A recent study conducted by Visual Components, a leading developer of 3D simulation software, reveals that over a third of UK manufacturers (34%) consider hiring new talent as one of their most significant challenges. This sentiment is echoed by 42% of US manufacturers, indicating a worldwide struggle with technology skills shortages.


The research paints a concerning picture as businesses anticipate 25% of their workforce departing in the next five years. Astonishingly, 53% of these businesses lack a strategy to manage the loss of knowledge accompanying the departure of skilled professionals.


Compounding the issue, a significant portion of manufacturers (53%) has yet to establish relationships with educational institutions, hindering the development of a talent pipeline for the industry. As skilled workers leave or retire, the failure to attract and integrate new hires intensifies the challenge.

While 81% of respondents believe their existing solutions position workers at the heart of the production process, only 46% are actively training them in the use of new technologies. This gap in training exacerbates the skills shortage issue, especially as technology continues to evolve.

One notable deterrent for prospective talent is the prevalence of legacy equipment, with 31% of factory machinery falling into this category. The younger generation, accustomed to digital solutions, may find the outdated machinery less appealing, contributing to the recruitment challenge.
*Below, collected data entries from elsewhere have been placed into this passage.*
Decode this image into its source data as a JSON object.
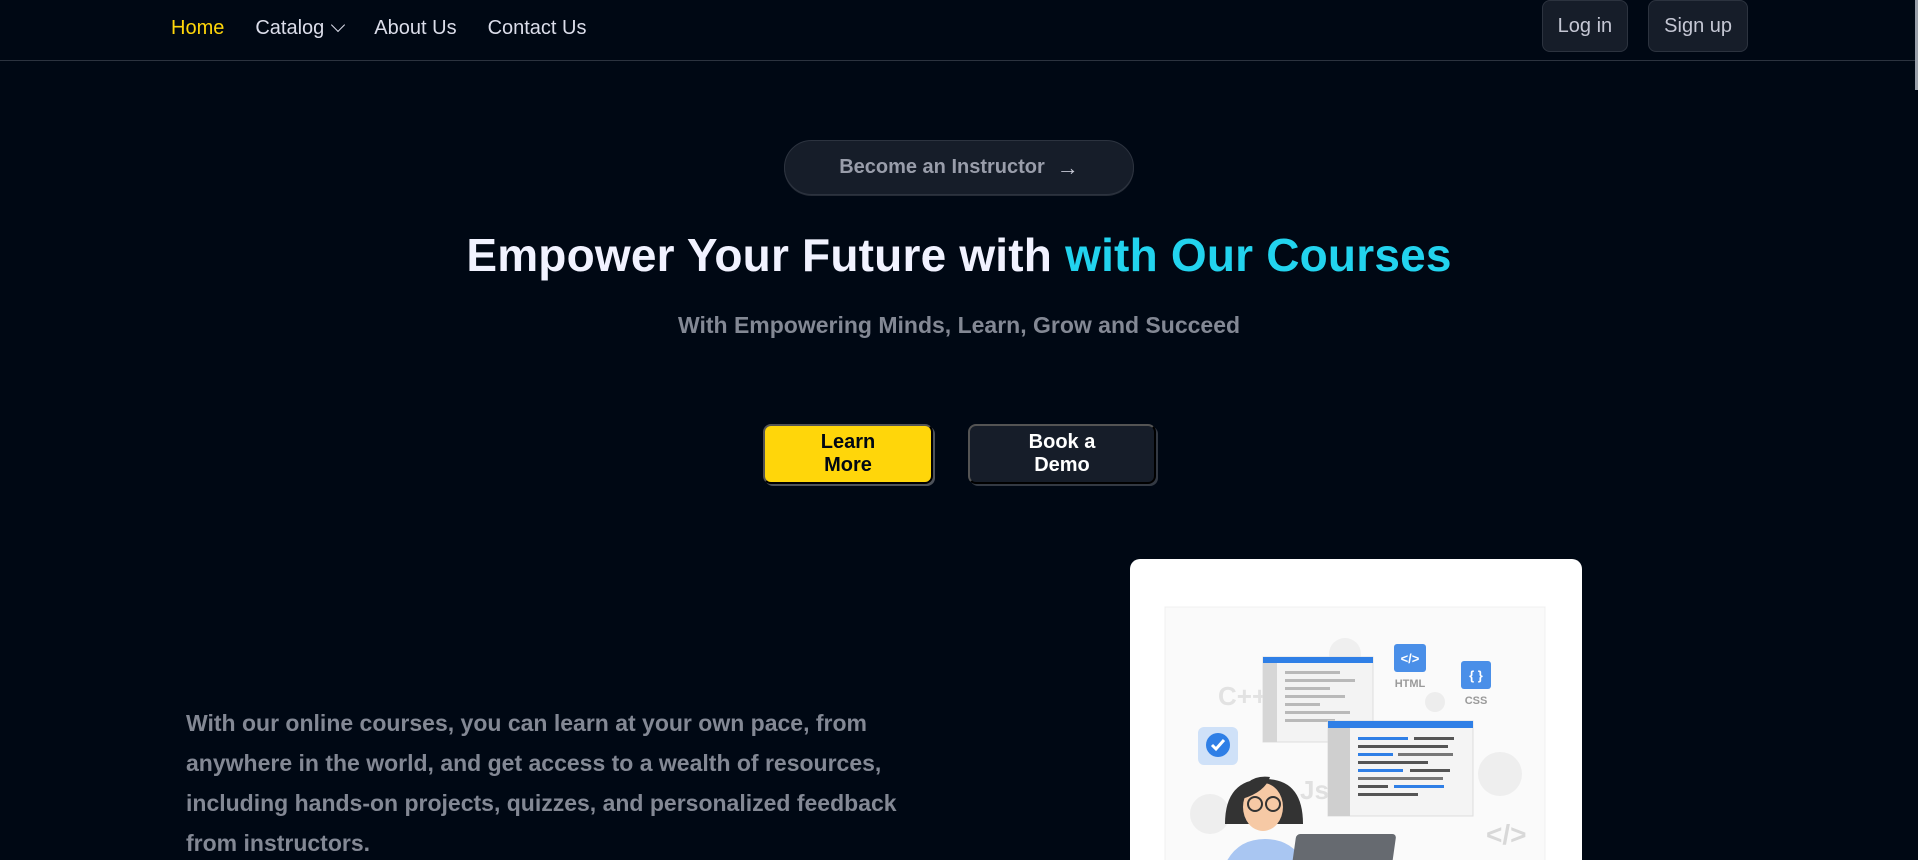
{
  "nav": {
    "links": [
      {
        "label": "Home",
        "active": true
      },
      {
        "label": "Catalog",
        "active": false
      },
      {
        "label": "About Us",
        "active": false
      },
      {
        "label": "Contact Us",
        "active": false
      }
    ],
    "login_label": "Log in",
    "signup_label": "Sign up"
  },
  "hero": {
    "instructor_label": "Become an Instructor",
    "instructor_icon": "arrow-right-icon",
    "title_main": "Empower Your Future with ",
    "title_accent": "with Our Courses",
    "subtitle": "With Empowering Minds, Learn, Grow and Succeed",
    "learn_more_label": "Learn More",
    "book_demo_label": "Book a Demo"
  },
  "content": {
    "description": "With our online courses, you can learn at your own pace, from anywhere in the world, and get access to a wealth of resources, including hands-on projects, quizzes, and personalized feedback from instructors."
  },
  "illustration": {
    "labels": {
      "cpp": "C++",
      "html": "HTML",
      "html_glyph": "</>",
      "css": "CSS",
      "css_glyph": "{ }",
      "code_glyph": "</>",
      "js": "Js"
    }
  },
  "colors": {
    "background": "#000814",
    "accent_yellow": "#FFD60A",
    "accent_cyan": "#22D3EE",
    "muted_text": "#838894",
    "surface": "#161D29"
  }
}
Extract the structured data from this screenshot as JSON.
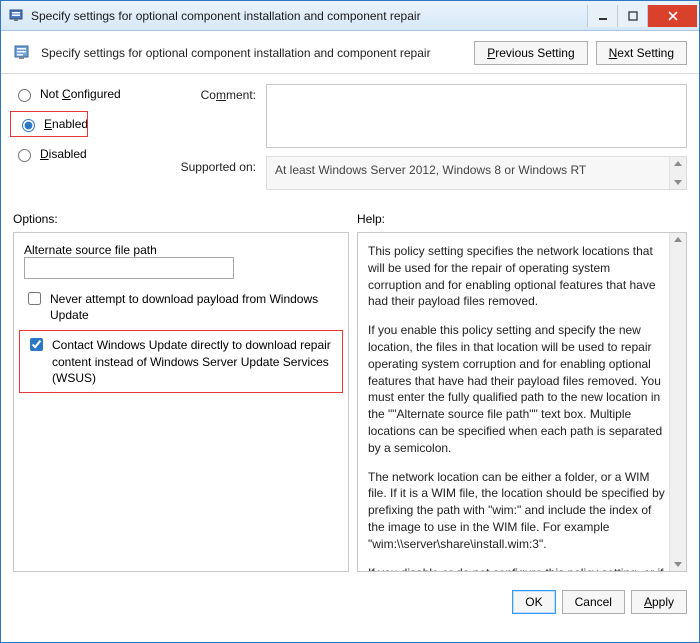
{
  "window": {
    "title": "Specify settings for optional component installation and component repair"
  },
  "header": {
    "description": "Specify settings for optional component installation and component repair",
    "prev_label": "Previous Setting",
    "next_label": "Next Setting"
  },
  "state": {
    "not_configured": "Not Configured",
    "enabled": "Enabled",
    "disabled": "Disabled",
    "selected": "Enabled"
  },
  "comment": {
    "label": "Comment:",
    "value": ""
  },
  "supported": {
    "label": "Supported on:",
    "value": "At least Windows Server 2012, Windows 8 or Windows RT"
  },
  "sections": {
    "options": "Options:",
    "help": "Help:"
  },
  "options": {
    "alt_path_label": "Alternate source file path",
    "alt_path_value": "",
    "never_download_label": "Never attempt to download payload from Windows Update",
    "never_download_checked": false,
    "contact_wu_label": "Contact Windows Update directly to download repair content instead of Windows Server Update Services (WSUS)",
    "contact_wu_checked": true
  },
  "help": {
    "p1": "This policy setting specifies the network locations that will be used for the repair of operating system corruption and for enabling optional features that have had their payload files removed.",
    "p2": "If you enable this policy setting and specify the new location, the files in that location will be used to repair operating system corruption and for enabling optional features that have had their payload files removed. You must enter the fully qualified path to the new location in the \"\"Alternate source file path\"\" text box. Multiple locations can be specified when each path is separated by a semicolon.",
    "p3": "The network location can be either a folder, or a WIM file. If it is a WIM file, the location should be specified by prefixing the path with \"wim:\" and include the index of the image to use in the WIM file. For example \"wim:\\\\server\\share\\install.wim:3\".",
    "p4": "If you disable or do not configure this policy setting, or if the required files cannot be found at the locations specified in this"
  },
  "footer": {
    "ok": "OK",
    "cancel": "Cancel",
    "apply": "Apply"
  }
}
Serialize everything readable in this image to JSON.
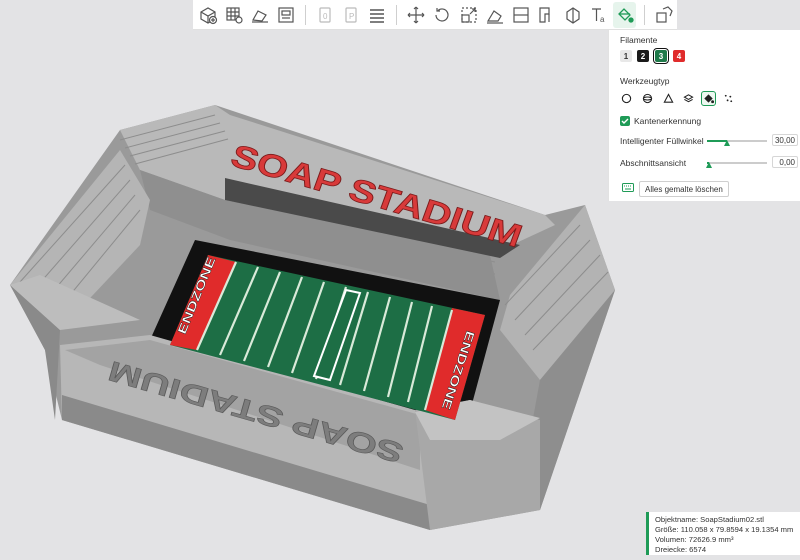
{
  "stadium": {
    "back_text": "SOAP STADIUM",
    "front_text": "SOAP STADIUM",
    "endzone_left": "ENDZONE",
    "endzone_right": "ENDZONE"
  },
  "toolbar": {
    "icons": [
      "add-object-icon",
      "grid-arrange-icon",
      "orient-icon",
      "plate-layout-icon",
      "object-list-icon",
      "parts-icon",
      "layers-icon",
      "move-icon",
      "rotate-icon",
      "scale-icon",
      "place-on-face-icon",
      "cut-icon",
      "support-paint-icon",
      "seam-paint-icon",
      "text-emboss-icon",
      "color-paint-icon",
      "assembly-icon"
    ]
  },
  "panel": {
    "filaments_title": "Filamente",
    "filaments": [
      {
        "label": "1",
        "color": "#e8e8e8",
        "text_color": "#333333"
      },
      {
        "label": "2",
        "color": "#1a1a1a",
        "text_color": "#ffffff"
      },
      {
        "label": "3",
        "color": "#1f7a4a",
        "text_color": "#ffffff",
        "selected": true
      },
      {
        "label": "4",
        "color": "#e02b2b",
        "text_color": "#ffffff"
      }
    ],
    "tooltype_title": "Werkzeugtyp",
    "tools": [
      "circle-icon",
      "sphere-icon",
      "triangle-icon",
      "layers-icon",
      "fill-bucket-icon",
      "gap-fill-icon"
    ],
    "edge_detection_label": "Kantenerkennung",
    "smart_fill_label": "Intelligenter Füllwinkel",
    "smart_fill_value": "30,00",
    "smart_fill_fraction": 0.33,
    "section_view_label": "Abschnittsansicht",
    "section_view_value": "0,00",
    "section_view_fraction": 0.0,
    "clear_button_label": "Alles gemalte löschen"
  },
  "info": {
    "line1": "Objektname: SoapStadium02.stl",
    "line2": "Größe: 110.058 x 79.8594 x 19.1354 mm",
    "line3": "Volumen: 72626.9 mm³",
    "line4": "Dreiecke: 6574"
  },
  "colors": {
    "accent": "#1f9b57",
    "field_green": "#1d6e45",
    "endzone_red": "#e02b2b",
    "stadium_grey": "#a9a9a9"
  }
}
Surprisingly, the study highlights that current employees are enthusiastic about adopting new solutions, with 78% of respondents noting no hesitancy among their workforce to embrace new platforms. This positivity underscores the potential for upskilling initiatives.

Mikko Urho, CEO of Visual Components, emphasizes the critical role of upskilling in addressing the skills shortage: “The skills shortage has made it critical that manufacturers upskill current employees with supporting technologies to ensure that they sit at the centre of the production process in the age of Industry 5.0. Deployment of robots, alongside digital solutions such as OLP and simulation software, can train employees in state-of-the-art solutions and also encourage new talent to join the sector.”

The urgent call to action is clear – manufacturers need to prioritize upskilling programs, leverage advanced technologies, and establish collaborative partnerships with educational institutions to build a sustainable pipeline of skilled talent. Addressing the skills shortage is pivotal for the industry’s future success in the rapidly evolving landscape of Industry 5.0.